Guterres is set to land in Israel Sunday night for a three-day visit that will include meetings with senior Israeli officials in Jerusalem and Palestinian officials in the West Bank, as well as a stop in the Gaza Strip, where the United Nations runs a major Palestinian aid program. The visit will be his first to the region since taking the helm at the UN in January.
Briefing journalists ahead of the trip, Hotovely said two key issues would be addressed during the visit: ending “anti-Israel bias” at the 193-nation organization, and changing the UNIFIL mandate for UN activities on Israel’s northern border.
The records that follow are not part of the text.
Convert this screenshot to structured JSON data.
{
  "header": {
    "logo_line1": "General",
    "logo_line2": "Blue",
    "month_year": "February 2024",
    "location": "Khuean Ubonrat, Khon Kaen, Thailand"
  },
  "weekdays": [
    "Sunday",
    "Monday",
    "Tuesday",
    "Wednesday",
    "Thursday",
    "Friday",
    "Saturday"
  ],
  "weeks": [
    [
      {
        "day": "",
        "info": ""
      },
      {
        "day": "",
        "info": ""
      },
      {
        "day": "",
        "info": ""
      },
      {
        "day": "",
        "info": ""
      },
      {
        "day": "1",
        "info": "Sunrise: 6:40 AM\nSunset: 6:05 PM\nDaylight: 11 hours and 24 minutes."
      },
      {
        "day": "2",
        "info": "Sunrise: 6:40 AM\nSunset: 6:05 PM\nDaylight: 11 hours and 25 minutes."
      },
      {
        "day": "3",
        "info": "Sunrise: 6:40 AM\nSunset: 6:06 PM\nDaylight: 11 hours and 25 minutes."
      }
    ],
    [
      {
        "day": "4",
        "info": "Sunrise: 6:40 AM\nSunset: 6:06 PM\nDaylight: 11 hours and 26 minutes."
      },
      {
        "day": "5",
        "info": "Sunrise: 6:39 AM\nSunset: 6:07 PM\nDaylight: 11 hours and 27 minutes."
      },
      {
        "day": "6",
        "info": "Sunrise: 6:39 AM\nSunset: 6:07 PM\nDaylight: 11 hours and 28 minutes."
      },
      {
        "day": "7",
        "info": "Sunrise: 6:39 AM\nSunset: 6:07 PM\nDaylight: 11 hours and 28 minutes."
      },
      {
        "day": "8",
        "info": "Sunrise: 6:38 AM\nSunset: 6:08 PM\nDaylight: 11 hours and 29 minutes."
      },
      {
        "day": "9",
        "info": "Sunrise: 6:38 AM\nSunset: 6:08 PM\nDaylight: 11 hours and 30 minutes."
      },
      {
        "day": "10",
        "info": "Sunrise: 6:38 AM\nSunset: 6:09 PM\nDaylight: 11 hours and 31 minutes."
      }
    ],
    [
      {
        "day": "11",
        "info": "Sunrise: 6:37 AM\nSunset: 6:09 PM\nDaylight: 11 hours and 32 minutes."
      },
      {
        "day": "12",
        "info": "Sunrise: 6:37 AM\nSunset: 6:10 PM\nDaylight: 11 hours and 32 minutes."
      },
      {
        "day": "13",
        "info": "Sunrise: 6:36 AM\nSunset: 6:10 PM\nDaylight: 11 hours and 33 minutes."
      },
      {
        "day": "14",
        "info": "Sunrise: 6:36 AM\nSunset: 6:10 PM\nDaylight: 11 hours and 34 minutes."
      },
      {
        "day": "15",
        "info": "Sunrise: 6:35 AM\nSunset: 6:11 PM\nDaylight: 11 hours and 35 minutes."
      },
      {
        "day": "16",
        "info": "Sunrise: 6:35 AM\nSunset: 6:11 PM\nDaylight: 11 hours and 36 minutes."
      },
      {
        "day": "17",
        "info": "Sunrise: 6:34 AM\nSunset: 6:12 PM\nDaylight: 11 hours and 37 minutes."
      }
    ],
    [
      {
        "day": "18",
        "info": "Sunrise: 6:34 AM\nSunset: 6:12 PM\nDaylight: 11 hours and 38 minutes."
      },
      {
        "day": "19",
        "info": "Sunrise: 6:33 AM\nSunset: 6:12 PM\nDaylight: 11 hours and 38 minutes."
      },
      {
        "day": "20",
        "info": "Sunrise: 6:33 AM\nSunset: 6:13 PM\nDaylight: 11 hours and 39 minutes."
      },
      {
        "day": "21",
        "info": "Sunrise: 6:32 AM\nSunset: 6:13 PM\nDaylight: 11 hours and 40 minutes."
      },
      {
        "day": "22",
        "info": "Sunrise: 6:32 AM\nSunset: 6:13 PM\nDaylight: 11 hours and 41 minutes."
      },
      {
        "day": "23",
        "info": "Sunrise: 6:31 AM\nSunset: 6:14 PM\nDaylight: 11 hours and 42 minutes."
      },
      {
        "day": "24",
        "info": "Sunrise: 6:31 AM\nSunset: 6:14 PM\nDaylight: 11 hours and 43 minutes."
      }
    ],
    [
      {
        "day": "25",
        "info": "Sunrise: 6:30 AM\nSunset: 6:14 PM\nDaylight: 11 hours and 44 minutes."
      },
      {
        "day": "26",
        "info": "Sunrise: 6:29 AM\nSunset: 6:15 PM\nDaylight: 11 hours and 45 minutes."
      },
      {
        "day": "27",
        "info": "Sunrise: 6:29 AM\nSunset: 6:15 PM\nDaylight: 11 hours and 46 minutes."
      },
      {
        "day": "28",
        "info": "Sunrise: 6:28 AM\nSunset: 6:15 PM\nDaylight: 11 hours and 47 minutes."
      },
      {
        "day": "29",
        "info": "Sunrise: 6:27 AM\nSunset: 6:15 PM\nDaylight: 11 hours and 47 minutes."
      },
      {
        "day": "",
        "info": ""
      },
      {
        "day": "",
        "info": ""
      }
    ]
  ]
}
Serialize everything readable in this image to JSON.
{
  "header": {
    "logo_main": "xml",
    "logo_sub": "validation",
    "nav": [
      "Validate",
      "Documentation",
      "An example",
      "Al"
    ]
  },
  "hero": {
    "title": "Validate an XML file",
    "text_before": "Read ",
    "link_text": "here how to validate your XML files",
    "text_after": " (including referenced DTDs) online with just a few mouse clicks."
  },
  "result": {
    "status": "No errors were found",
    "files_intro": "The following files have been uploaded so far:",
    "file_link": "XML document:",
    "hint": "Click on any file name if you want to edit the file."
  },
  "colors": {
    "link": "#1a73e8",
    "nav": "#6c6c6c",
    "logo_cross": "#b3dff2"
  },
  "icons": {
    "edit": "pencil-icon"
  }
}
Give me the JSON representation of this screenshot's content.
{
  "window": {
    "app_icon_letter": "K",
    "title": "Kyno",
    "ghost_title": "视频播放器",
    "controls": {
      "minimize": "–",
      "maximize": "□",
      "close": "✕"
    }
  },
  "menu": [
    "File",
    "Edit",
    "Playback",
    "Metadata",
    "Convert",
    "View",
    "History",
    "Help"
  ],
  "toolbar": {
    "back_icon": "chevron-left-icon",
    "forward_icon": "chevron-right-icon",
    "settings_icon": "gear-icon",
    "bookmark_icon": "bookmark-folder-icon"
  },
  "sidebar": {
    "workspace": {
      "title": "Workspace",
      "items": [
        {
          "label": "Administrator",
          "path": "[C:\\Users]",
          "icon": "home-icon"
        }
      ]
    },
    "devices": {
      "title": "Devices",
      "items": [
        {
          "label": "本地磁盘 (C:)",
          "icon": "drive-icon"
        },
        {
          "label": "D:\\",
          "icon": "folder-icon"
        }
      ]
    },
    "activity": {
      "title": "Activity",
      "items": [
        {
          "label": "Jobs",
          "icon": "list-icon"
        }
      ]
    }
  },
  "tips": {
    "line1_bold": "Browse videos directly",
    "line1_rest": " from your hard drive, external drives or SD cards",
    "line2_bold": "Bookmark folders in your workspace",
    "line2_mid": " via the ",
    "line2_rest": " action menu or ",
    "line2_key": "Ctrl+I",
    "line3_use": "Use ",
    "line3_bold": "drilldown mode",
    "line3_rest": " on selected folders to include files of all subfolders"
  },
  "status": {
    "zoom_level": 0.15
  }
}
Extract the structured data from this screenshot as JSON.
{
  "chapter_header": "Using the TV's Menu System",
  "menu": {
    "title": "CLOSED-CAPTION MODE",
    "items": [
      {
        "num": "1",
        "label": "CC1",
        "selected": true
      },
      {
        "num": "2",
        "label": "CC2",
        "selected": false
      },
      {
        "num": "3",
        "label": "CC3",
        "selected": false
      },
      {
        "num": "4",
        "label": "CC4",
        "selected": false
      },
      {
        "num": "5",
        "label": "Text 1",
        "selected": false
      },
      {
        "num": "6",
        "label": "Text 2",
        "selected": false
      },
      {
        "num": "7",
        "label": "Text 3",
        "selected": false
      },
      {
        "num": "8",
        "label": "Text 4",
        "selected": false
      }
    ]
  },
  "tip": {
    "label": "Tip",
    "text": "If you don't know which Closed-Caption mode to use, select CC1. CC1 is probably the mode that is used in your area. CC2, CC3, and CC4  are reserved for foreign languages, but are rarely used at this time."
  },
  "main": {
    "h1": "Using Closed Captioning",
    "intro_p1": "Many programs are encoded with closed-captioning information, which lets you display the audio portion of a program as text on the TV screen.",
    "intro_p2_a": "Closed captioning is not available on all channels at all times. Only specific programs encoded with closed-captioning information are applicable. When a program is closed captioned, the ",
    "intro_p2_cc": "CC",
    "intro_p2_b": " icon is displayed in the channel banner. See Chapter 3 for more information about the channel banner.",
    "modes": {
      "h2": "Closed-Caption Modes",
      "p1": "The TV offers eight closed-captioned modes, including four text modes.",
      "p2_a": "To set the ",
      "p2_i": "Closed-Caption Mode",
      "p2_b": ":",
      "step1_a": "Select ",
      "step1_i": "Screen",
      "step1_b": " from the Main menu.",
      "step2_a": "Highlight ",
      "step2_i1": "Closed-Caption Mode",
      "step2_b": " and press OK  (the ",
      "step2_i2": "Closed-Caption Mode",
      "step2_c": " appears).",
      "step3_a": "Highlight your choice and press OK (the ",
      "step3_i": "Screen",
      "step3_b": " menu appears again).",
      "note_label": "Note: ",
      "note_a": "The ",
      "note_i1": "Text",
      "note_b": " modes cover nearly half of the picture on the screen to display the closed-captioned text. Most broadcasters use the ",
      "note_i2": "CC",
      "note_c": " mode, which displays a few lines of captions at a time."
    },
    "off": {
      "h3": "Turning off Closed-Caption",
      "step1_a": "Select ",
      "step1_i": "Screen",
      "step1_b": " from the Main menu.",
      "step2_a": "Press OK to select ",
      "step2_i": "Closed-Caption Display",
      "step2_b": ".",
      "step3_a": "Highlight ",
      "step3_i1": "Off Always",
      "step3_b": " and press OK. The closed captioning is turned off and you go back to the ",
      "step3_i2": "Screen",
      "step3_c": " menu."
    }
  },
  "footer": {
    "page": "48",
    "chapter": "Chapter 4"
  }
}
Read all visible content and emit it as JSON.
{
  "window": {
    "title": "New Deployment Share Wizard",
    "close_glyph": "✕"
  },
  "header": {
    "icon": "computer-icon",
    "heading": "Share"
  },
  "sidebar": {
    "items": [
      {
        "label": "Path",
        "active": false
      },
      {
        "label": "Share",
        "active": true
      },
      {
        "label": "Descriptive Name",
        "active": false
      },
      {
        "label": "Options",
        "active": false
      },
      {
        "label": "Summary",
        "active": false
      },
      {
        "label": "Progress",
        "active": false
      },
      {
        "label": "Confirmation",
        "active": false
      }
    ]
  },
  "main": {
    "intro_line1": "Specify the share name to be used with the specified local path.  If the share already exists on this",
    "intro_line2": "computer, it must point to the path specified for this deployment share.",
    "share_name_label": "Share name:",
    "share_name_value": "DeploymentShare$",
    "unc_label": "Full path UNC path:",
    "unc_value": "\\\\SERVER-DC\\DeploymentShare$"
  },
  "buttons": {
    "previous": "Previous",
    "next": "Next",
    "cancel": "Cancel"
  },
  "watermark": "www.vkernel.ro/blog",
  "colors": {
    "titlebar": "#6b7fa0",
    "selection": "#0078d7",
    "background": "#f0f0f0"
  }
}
“We are seeking a dramatic change in the way the UN treats Israel. It’s time to place the issue squarely on the table and address it head-on,” Hotovely said, threatening funding cuts for the body if changes were not implemented.
Pointing to recent comments by US Ambassador to the UN Nikki Haley, Hotovely said that “if the UN does not drastically change its behavior it will lose both support and funding” from Israel and other countries.
“It’s no longer just us threatening this.” she said. “The US position has changed. Led by Nikki Haley, they have made clear that they will not tolerate bias against us and will no longer be giving an open check.”
In April Israel announced it would reduce its annual membership payment to the United Nations by $2 million following recent “anti-Israel” votes in the organization’s bodies.
The Foreign Ministry said at the time the decision was made following votes critical of Israel at the Geneva-based UN Human Rights Council, and condemned the “obsessive discrimination against Israel on the part of the United Nations and its agencies.”
Responding to the votes, Haley said that the UN Human Rights Council’s “relentless, pathological campaign” against a state with a strong human rights record “makes a mockery not of Israel, but of the Council itself.”
Haley, who has pledged to tackle hostility toward the Jewish state at a UN, said that if the Human Rights Council failed to make the required changes, the US would consider quitting the body and looking for ways to promote human rights in different frameworks.
Hotovely said discussions with Guterres will also focus on strengthening the mission of the UN interim force in Lebanon (UNIFIL), following a series of skirmishes along the UN-monitored demarcation line between Israel and Lebanon.
“It’s clear that the mandate has to change,” Hotovely said, echoing US calls to change the force’s mission by giving it authority to deal with arms movements by Hezbollah, the Shiite terrorist militia.
The 10,500-strong UNIFIL has been in southern Lebanon since 1978, when it was charged with confirming the withdrawal of Israeli forces from a demilitarized zone between the two countries. The mission’s current mandate ends at the end of August.
Since taking over from Ban Ki-moon on January 1, Guterres has been cautious in his approach to the Israeli-Palestinian conflict, partly in response to US accusations that the United Nations was biased against Israel.
In March, the UN chief demanded that a report by a UN body be withdrawn after it accused Israel of imposing an apartheid system on the Palestinians.
Guterres had initially distanced himself from the report, but the United States insisted that it be withdrawn altogether.